Zu normalen Zeiten stellt sich die Lage hier günstig dar, wie eine eigene Auswertung des nationalen Bildungspanels (NEPS) zeigt. In seinem Rahmen wurden Schüler gebeten, sich zu vier verschiedenen Statements zu ihrer Lernmotivation einzuordnen. Bildet man aus diesen Angaben einen kontinuierlichen Indikator mit dem Wertbereich von 0 bis 1, ergibt sich für die Sechstklässler ein Durchschnitt von 0,55. Dabei liegt der Wert bei den Gymnasiasten mit 0,57 etwas höher als bei den Schülern anderer weiterführender Schulen mit 0,52. Auf die gleiche Weise ergeben sich für die anhand von drei Statements erfasste Freude an der Schule Werte von 0,64 für alle Sechstklässler, 0,65 für die Gymnasiasten und 0,62 für die Schüler anderer weiterführenden Schulen.

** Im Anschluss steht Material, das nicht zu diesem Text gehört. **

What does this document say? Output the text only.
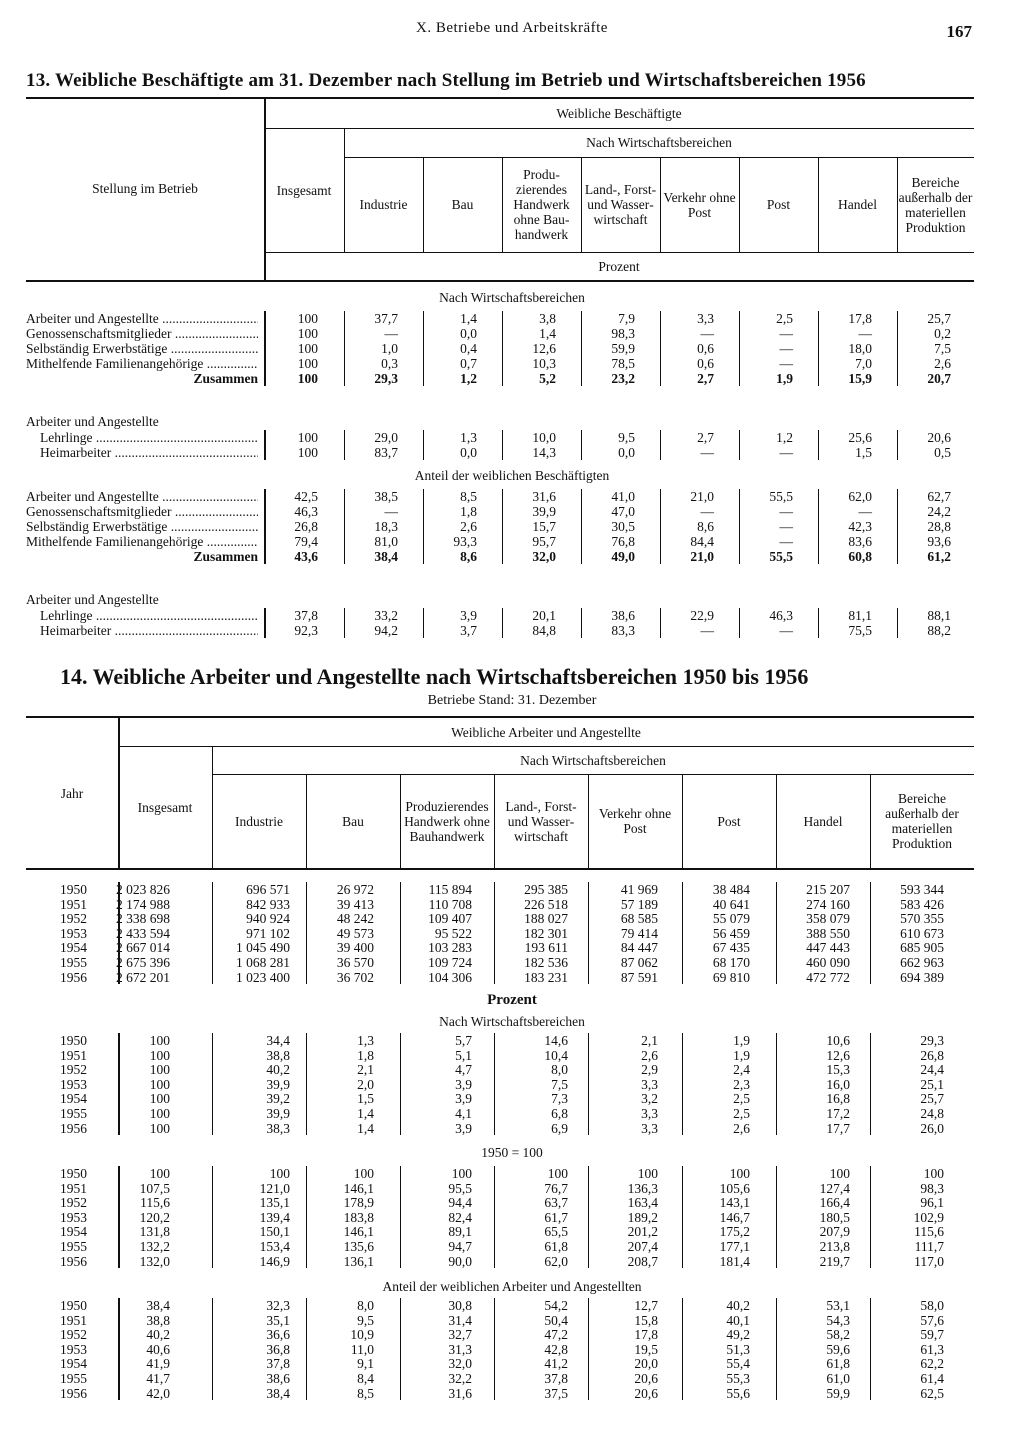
X. Betriebe und Arbeitskräfte	167
13. Weibliche Beschäftigte am 31. Dezember nach Stellung im Betrieb und Wirtschaftsbereichen 1956
Stellung im Betrieb
Weibliche Beschäftigte
Nach Wirtschaftsbereichen
Insgesamt
Industrie	Bau
Produzierendes Handwerk ohne Bauhandwerk
Land-, Forst- und Wasserwirtschaft
Verkehr ohne Post	Post	Handel
Bereiche außerhalb der materiellen Produktion
Prozent
Nach Wirtschaftsbereichen
Arbeiter und Angestellte .....	100	37,7	1,4	3,8	7,9	3,3	2,5	17,8	25,7
Genossenschaftsmitglieder .....	100	—	0,0	1,4	98,3	—	—	—	0,2
Selbständig Erwerbstätige .....	100	1,0	0,4	12,6	59,9	0,6	—	18,0	7,5
Mithelfende Familienangehörige .....	100	0,3	0,7	10,3	78,5	0,6	—	7,0	2,6
Zusammen	100	29,3	1,2	5,2	23,2	2,7	1,9	15,9	20,7
Arbeiter und Angestellte
Lehrlinge .....	100	29,0	1,3	10,0	9,5	2,7	1,2	25,6	20,6
Heimarbeiter .....	100	83,7	0,0	14,3	0,0	—	—	1,5	0,5
Anteil der weiblichen Beschäftigten
Arbeiter und Angestellte .....	42,5	38,5	8,5	31,6	41,0	21,0	55,5	62,0	62,7
Genossenschaftsmitglieder .....	46,3	—	1,8	39,9	47,0	—	—	—	24,2
Selbständig Erwerbstätige .....	26,8	18,3	2,6	15,7	30,5	8,6	—	42,3	28,8
Mithelfende Familienangehörige .....	79,4	81,0	93,3	95,7	76,8	84,4	—	83,6	93,6
Zusammen	43,6	38,4	8,6	32,0	49,0	21,0	55,5	60,8	61,2
Arbeiter und Angestellte
Lehrlinge .....	37,8	33,2	3,9	20,1	38,6	22,9	46,3	81,1	88,1
Heimarbeiter .....	92,3	94,2	3,7	84,8	83,3	—	—	75,5	88,2
14. Weibliche Arbeiter und Angestellte nach Wirtschaftsbereichen 1950 bis 1956
Betriebe Stand: 31. Dezember
Jahr
Weibliche Arbeiter und Angestellte
Nach Wirtschaftsbereichen
Insgesamt
Industrie	Bau
Produzierendes Handwerk ohne Bauhandwerk
Land-, Forst- und Wasserwirtschaft
Verkehr ohne Post	Post	Handel
Bereiche außerhalb der materiellen Produktion
1950	2 023 826	696 571	26 972	115 894	295 385	41 969	38 484	215 207	593 344
1951	2 174 988	842 933	39 413	110 708	226 518	57 189	40 641	274 160	583 426
1952	2 338 698	940 924	48 242	109 407	188 027	68 585	55 079	358 079	570 355
1953	2 433 594	971 102	49 573	95 522	182 301	79 414	56 459	388 550	610 673
1954	2 667 014	1 045 490	39 400	103 283	193 611	84 447	67 435	447 443	685 905
1955	2 675 396	1 068 281	36 570	109 724	182 536	87 062	68 170	460 090	662 963
1956	2 672 201	1 023 400	36 702	104 306	183 231	87 591	69 810	472 772	694 389
Prozent
Nach Wirtschaftsbereichen
1950	100	34,4	1,3	5,7	14,6	2,1	1,9	10,6	29,3
1951	100	38,8	1,8	5,1	10,4	2,6	1,9	12,6	26,8
1952	100	40,2	2,1	4,7	8,0	2,9	2,4	15,3	24,4
1953	100	39,9	2,0	3,9	7,5	3,3	2,3	16,0	25,1
1954	100	39,2	1,5	3,9	7,3	3,2	2,5	16,8	25,7
1955	100	39,9	1,4	4,1	6,8	3,3	2,5	17,2	24,8
1956	100	38,3	1,4	3,9	6,9	3,3	2,6	17,7	26,0
1950 = 100
1950	100	100	100	100	100	100	100	100	100
1951	107,5	121,0	146,1	95,5	76,7	136,3	105,6	127,4	98,3
1952	115,6	135,1	178,9	94,4	63,7	163,4	143,1	166,4	96,1
1953	120,2	139,4	183,8	82,4	61,7	189,2	146,7	180,5	102,9
1954	131,8	150,1	146,1	89,1	65,5	201,2	175,2	207,9	115,6
1955	132,2	153,4	135,6	94,7	61,8	207,4	177,1	213,8	111,7
1956	132,0	146,9	136,1	90,0	62,0	208,7	181,4	219,7	117,0
Anteil der weiblichen Arbeiter und Angestellten
1950	38,4	32,3	8,0	30,8	54,2	12,7	40,2	53,1	58,0
1951	38,8	35,1	9,5	31,4	50,4	15,8	40,1	54,3	57,6
1952	40,2	36,6	10,9	32,7	47,2	17,8	49,2	58,2	59,7
1953	40,6	36,8	11,0	31,3	42,8	19,5	51,3	59,6	61,3
1954	41,9	37,8	9,1	32,0	41,2	20,0	55,4	61,8	62,2
1955	41,7	38,6	8,4	32,2	37,8	20,6	55,3	61,0	61,4
1956	42,0	38,4	8,5	31,6	37,5	20,6	55,6	59,9	62,5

Lernmotivation und Freude an der Schule stehen in einem starken Zusammenhang mit dem Schulerfolg, der allerdings bei weitem nicht deterministisch ist. So liegt die Durchschnittsnote in den Fächern Deutsch und Mathematik beim Maximalwert bei der Lernmotivation um rund drei Viertel einer Notenstufe höher als beim Minimalwert. Bei der Freude an der Schule beträgt der Unterschied knapp zwei Drittel einer Notenstufe. Dabei ist anzumerken, dass die Wirkungsketten hier in beide Richtungen laufen und ein Impuls bei Lernmotivation oder Freude an der Schule unter Umständen auch einen Ping-Pong-Effekt auslösen kann. Betrachtet man die Zusammenhänge mit verschiedenen Aspekten des sozioökonomischen Hintergrunds der Schüler, sticht der Migrationshintergrund heraus. Liegt dieser vor, sind die Indikatorwerte für Lernmotivation und Freude an der Schule bei den Sechstklässlern unter sonst gleichen Bedingungen jeweils um 0,09 oder 9 Prozentpunkte höher. Hingegen sind sie bei einer Alleinerziehung und einem bildungsfernen Elternhaus deutlich niedriger.